We’ve all been inundated with news about the coronavirus crisis that the world is coping with these days. Throughout the ordeal, public administrators remain on the front lines of the pandemic serving in many roles at all levels of government. Living through a time of crisis is unsettling, but I am encouraged by the committed public servants I interact with each week both in my PWE and in the MPA program. Students showed up in class this week despite working twelve (or more) hour days responding to the crisis. They work in local budget offices and health departments and emergency management. They serve in state and federal agencies, preparing their communities for the ongoing situation and the recovery that will follow.
Two weeks ago (has it really been only two weeks?) I drove down Main Street in Canton on the way to my PWE and noticed that downtown was thriving. Workers stood on ladders erecting signs for new businesses. Shoppers passed through the doors of boutiques. Tourists sat on the patios of the local restaurants.

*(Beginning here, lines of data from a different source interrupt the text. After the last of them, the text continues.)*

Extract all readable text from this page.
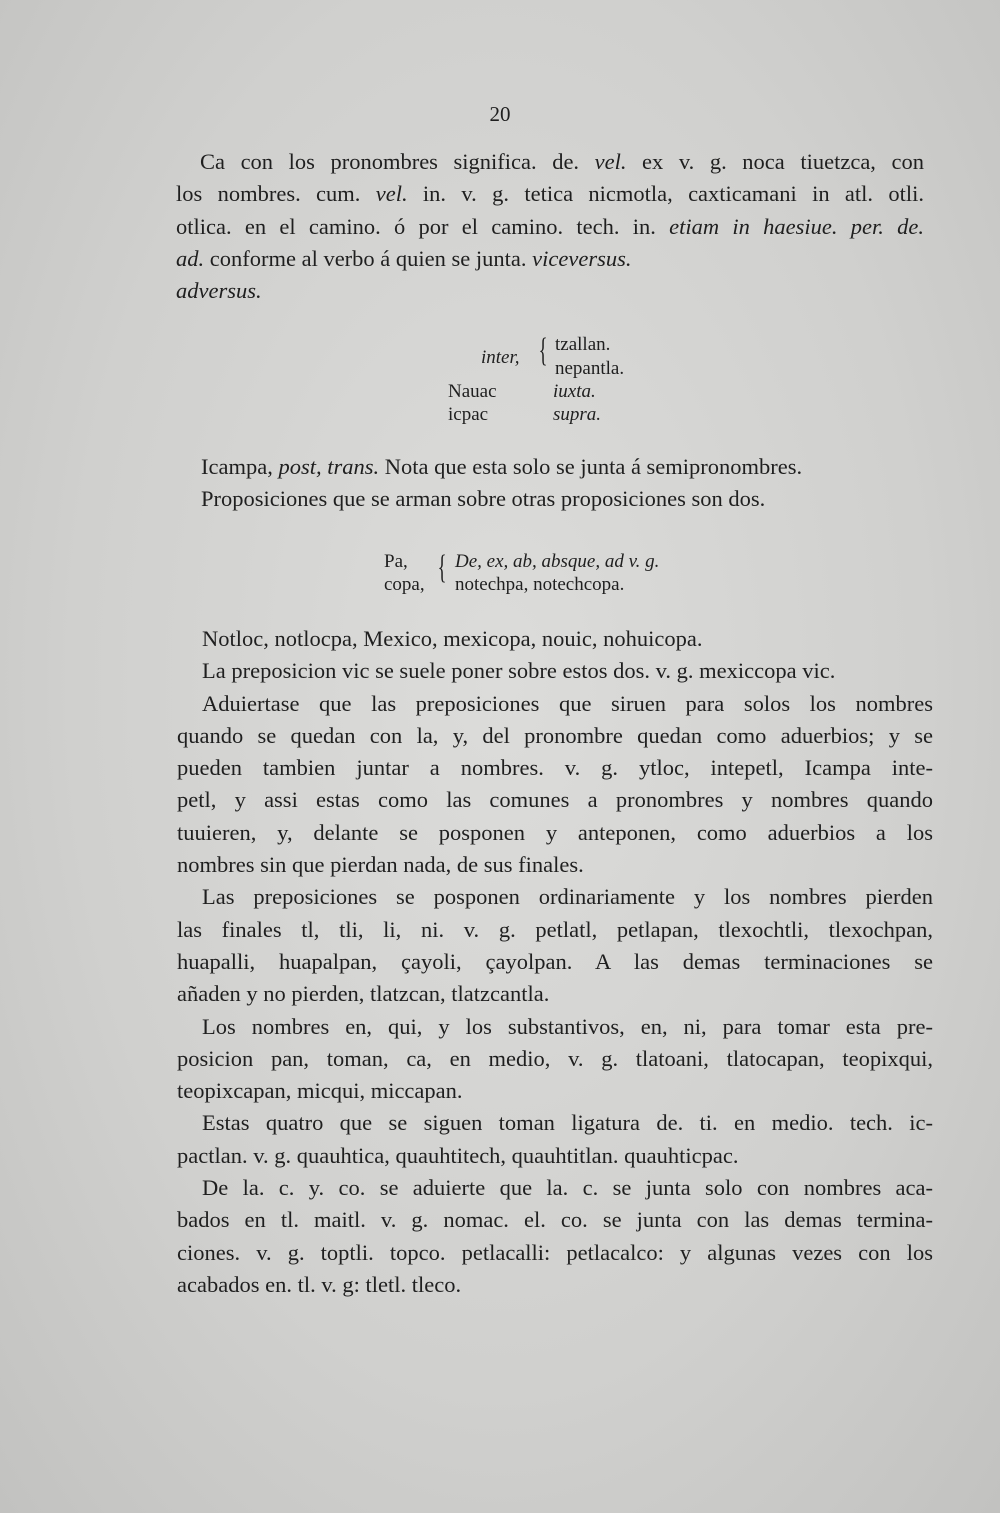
20
Ca con los pronombres significa. de. vel. ex v. g. noca tiuetzca, con
los nombres. cum. vel. in. v. g. tetica nicmotla, caxticamani in atl. otli.
otlica. en el camino. ó por el camino. tech. in. etiam in haesiue. per. de.
ad. conforme al verbo á quien se junta. viceversus.
adversus.
inter, { tzallan.
nepantla.
Nauac	iuxta.
icpac	supra.
Icampa, post, trans. Nota que esta solo se junta á semipronombres.
Proposiciones que se arman sobre otras proposiciones son dos.
Pa,
copa, { De, ex, ab, absque, ad v. g.
notechpa, notechcopa.
Notloc, notlocpa, Mexico, mexicopa, nouic, nohuicopa.
La preposicion vic se suele poner sobre estos dos. v. g. mexiccopa vic.
Aduiertase que las preposiciones que siruen para solos los nombres
quando se quedan con la, y, del pronombre quedan como aduerbios; y se
pueden tambien juntar a nombres. v. g. ytloc, intepetl, Icampa inte-
petl, y assi estas como las comunes a pronombres y nombres quando
tuuieren, y, delante se posponen y anteponen, como aduerbios a los
nombres sin que pierdan nada, de sus finales.
Las preposiciones se posponen ordinariamente y los nombres pierden
las finales tl, tli, li, ni. v. g. petlatl, petlapan, tlexochtli, tlexochpan,
huapalli, huapalpan, çayoli, çayolpan. A las demas terminaciones se
añaden y no pierden, tlatzcan, tlatzcantla.
Los nombres en, qui, y los substantivos, en, ni, para tomar esta pre-
posicion pan, toman, ca, en medio, v. g. tlatoani, tlatocapan, teopixqui,
teopixcapan, micqui, miccapan.
Estas quatro que se siguen toman ligatura de. ti. en medio. tech. ic-
pactlan. v. g. quauhtica, quauhtitech, quauhtitlan. quauhticpac.
De la. c. y. co. se aduierte que la. c. se junta solo con nombres aca-
bados en tl. maitl. v. g. nomac. el. co. se junta con las demas termina-
ciones. v. g. toptli. topco. petlacalli: petlacalco: y algunas vezes con los
acabados en. tl. v. g: tletl. tleco.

Since then, measures taken in response to COVID-19 have resulted in rapid and dramatic changes. When I drove through town this morning, the sidewalks were deserted. Except for a small number of residents venturing out for supplies or employees traveling to their shifts, the streets remain noticeably quieter.
Changes brought on by this pandemic have fundamentally altered the way we live, forcing everyone to adapt. In many ways, being a student in the MPA@UNC program has prepared me for working in the current environment. As other managers, employees, and students face a learning curve transitioning to remote work and distant learning, my PWE and school work continue uninterrupted. Like everyone else, I wake up wondering what changes the day’s news will bring. And, of course, the coronavirus has disrupted much of what I do every day. I am forced to balance new responsibilities while remaining focused on finishing my PWE, writing research papers, giving final presentations, and completing final exams. For now, though, I am grateful to be part of a program that has enabled me to adjust to uncertainty and confront new challenges every day.